TORT-TD

Software zur Berechnung der zeitabhängigen Neutronentransportgleichung für 2D/3D-Transientenanalysen

TORT-TD ist ein zeitabhängiger, dreidimensionaler Mehr-Gruppen-Neutronentransportcode, mit dem sich Transienten mit stabzellweiser Auflösung berechnen lassen. TORT-TD löst die zeitabhängige und stationäre Neutronen-Transportgleichung in einer Diskrete-Ordinaten-Darstellung. Das Programm basiert auf dem Code TORT des ORNL-Codesystems DOORS für stationäre Probleme.

Funktionen von TORT-TD
Unbedingte numerische Stabilität bei transienten Rechnungen wird in TORT-TD durch die Anwendung eines vollimpliziten Zeitdiskretisierungsverfahrens erreicht. Wenngleich der Rechenaufwand gegenüber expliziten Verfahren höher ist, ist die Größe eines Zeitschritts nur durch Diskretisierungsfehler und das Konvergenzverhalten nach oben beschränkt. Die raum-zeit-energieaufgelösten inversen Reaktorperioden werden zur Extrapolation der Neutronenflussverteilung zum nächsten Zeitschritt benutzt. Hierdurch kann in transienten Problemen Rechenzeit eingespart werden. Anisotrope Neutronenstreuung wird durch eine Legendre-Entwicklung der Streuwirkungsquerschnitte beschrieben. Stabzell-Homogenisierungsfehler können durch Stabzell-Diskontinuitätsfaktoren korrigiert werden.

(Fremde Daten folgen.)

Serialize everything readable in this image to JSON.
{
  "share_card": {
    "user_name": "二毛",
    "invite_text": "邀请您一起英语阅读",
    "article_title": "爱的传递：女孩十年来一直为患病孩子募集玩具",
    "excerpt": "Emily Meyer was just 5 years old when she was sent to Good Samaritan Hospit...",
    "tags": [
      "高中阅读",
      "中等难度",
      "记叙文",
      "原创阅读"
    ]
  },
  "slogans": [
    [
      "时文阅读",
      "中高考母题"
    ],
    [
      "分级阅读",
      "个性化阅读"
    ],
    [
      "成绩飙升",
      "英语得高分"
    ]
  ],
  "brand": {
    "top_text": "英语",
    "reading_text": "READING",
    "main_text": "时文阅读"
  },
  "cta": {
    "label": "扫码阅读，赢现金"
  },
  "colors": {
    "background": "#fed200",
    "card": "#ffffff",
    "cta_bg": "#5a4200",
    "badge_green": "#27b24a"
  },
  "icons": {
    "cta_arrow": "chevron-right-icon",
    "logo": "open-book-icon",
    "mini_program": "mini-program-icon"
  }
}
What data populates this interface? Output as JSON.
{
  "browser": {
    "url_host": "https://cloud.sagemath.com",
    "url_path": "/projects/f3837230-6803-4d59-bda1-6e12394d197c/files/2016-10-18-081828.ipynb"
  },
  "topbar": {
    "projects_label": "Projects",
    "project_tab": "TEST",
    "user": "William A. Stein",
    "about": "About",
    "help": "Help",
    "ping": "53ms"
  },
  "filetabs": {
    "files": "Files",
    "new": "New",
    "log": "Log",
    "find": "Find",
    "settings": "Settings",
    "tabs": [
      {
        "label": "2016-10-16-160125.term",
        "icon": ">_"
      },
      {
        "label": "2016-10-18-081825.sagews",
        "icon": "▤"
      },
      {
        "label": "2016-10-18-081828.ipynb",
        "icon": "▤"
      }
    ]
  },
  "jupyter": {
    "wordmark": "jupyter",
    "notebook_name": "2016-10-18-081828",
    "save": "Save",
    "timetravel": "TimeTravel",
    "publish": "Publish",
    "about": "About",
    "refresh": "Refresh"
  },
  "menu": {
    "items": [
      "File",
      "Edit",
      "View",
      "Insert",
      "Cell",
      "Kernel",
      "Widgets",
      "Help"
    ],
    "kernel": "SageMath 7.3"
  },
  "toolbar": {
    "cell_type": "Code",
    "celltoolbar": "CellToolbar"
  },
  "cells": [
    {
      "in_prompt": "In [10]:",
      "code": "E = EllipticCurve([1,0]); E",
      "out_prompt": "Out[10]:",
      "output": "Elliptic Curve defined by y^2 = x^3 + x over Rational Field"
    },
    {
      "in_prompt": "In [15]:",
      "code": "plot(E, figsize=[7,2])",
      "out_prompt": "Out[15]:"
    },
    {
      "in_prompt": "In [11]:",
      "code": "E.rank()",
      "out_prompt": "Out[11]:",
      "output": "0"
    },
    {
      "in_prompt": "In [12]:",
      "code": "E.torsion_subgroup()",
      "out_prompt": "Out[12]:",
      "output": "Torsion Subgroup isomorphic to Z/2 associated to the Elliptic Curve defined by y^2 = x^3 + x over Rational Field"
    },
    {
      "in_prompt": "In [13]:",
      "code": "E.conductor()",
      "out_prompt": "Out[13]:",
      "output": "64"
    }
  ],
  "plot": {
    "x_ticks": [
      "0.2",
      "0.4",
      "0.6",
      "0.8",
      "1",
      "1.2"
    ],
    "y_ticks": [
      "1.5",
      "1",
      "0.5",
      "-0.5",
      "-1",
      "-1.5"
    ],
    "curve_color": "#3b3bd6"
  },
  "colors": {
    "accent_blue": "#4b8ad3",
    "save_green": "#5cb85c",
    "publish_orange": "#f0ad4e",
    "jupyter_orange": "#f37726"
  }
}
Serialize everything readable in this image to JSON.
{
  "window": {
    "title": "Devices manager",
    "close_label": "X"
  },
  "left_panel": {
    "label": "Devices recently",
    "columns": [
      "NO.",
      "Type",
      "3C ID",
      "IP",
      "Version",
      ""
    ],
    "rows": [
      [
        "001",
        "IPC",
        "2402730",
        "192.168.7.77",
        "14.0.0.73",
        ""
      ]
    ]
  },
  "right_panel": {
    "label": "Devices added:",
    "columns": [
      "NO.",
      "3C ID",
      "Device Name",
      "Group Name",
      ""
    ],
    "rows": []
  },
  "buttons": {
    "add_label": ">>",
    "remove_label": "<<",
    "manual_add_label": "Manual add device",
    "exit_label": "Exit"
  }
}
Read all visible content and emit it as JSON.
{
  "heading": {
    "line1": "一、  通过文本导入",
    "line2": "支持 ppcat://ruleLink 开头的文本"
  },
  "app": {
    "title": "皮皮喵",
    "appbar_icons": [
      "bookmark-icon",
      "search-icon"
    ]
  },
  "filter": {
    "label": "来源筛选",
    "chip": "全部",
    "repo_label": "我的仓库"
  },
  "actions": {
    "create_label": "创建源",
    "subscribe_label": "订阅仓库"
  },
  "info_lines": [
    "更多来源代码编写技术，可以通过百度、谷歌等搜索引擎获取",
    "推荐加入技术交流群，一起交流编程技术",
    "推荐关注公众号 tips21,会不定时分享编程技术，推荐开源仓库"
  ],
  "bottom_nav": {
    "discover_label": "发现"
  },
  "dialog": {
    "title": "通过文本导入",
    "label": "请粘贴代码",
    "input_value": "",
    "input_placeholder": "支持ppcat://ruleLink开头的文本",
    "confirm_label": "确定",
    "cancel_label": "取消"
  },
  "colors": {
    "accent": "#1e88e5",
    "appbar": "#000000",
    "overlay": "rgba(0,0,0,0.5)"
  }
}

Die Dynamik verzögerter Neutronen wird durch eine frei wählbare Anzahl von Mutterkerngruppen berücksichtigt. Daten prompter und verzögerter Neutronen wie Spaltspektren, Neutronengeschwindigkeiten, relative Anteile verzögerter Neutronen oder Mutterkern-Zerfallskonstanten können entweder als globale Werte oder materialspezifisch vorgegeben werden. Nukleare Wenig-Gruppen-Daten werden für jede Materialmischung in Form parametrisierter Wirkungsquerschnittsbibliotheken in einem NEMTAB-ähnlichen Format vorgegeben. Die Parametrisierung erfolgt nach Brennstofftemperatur, Moderatordichte, Borkonzentration und Abbrand, wobei für die ersten drei Größen zwischen benachbarten Tabellenwerten mittels kubischer Spline-Polynome interpoliert wird.

Kopplung mit anderen Rechencodes
Zur Berücksichtigung thermohydraulischer Rückwirkungen wurde TORT-TD sowohl mit dem GRS-Systemcode ATHLET als auch mit dem Unterkanalcode COBRA TF gekoppelt. In beiden Codesystemen wurde eine sogenannte interne Kopplung implementiert. Der Austausch neutronenphysikalischer und thermohydraulischer Daten erfolgt über standardisierte Schnittstellen durch direkte Arbeitsspeicherzugriffe.
TORT-TD verfügt über die Möglichkeit, externe zeitabhängige und anisotrope Neutronenquellen zu simulieren. Dies ermöglicht die Behandlung unterkritischer Systeme mit gepulsten Neutronenquellen wie etwa ADS (accelerator driven systems – beschleunigergetriebene Systeme).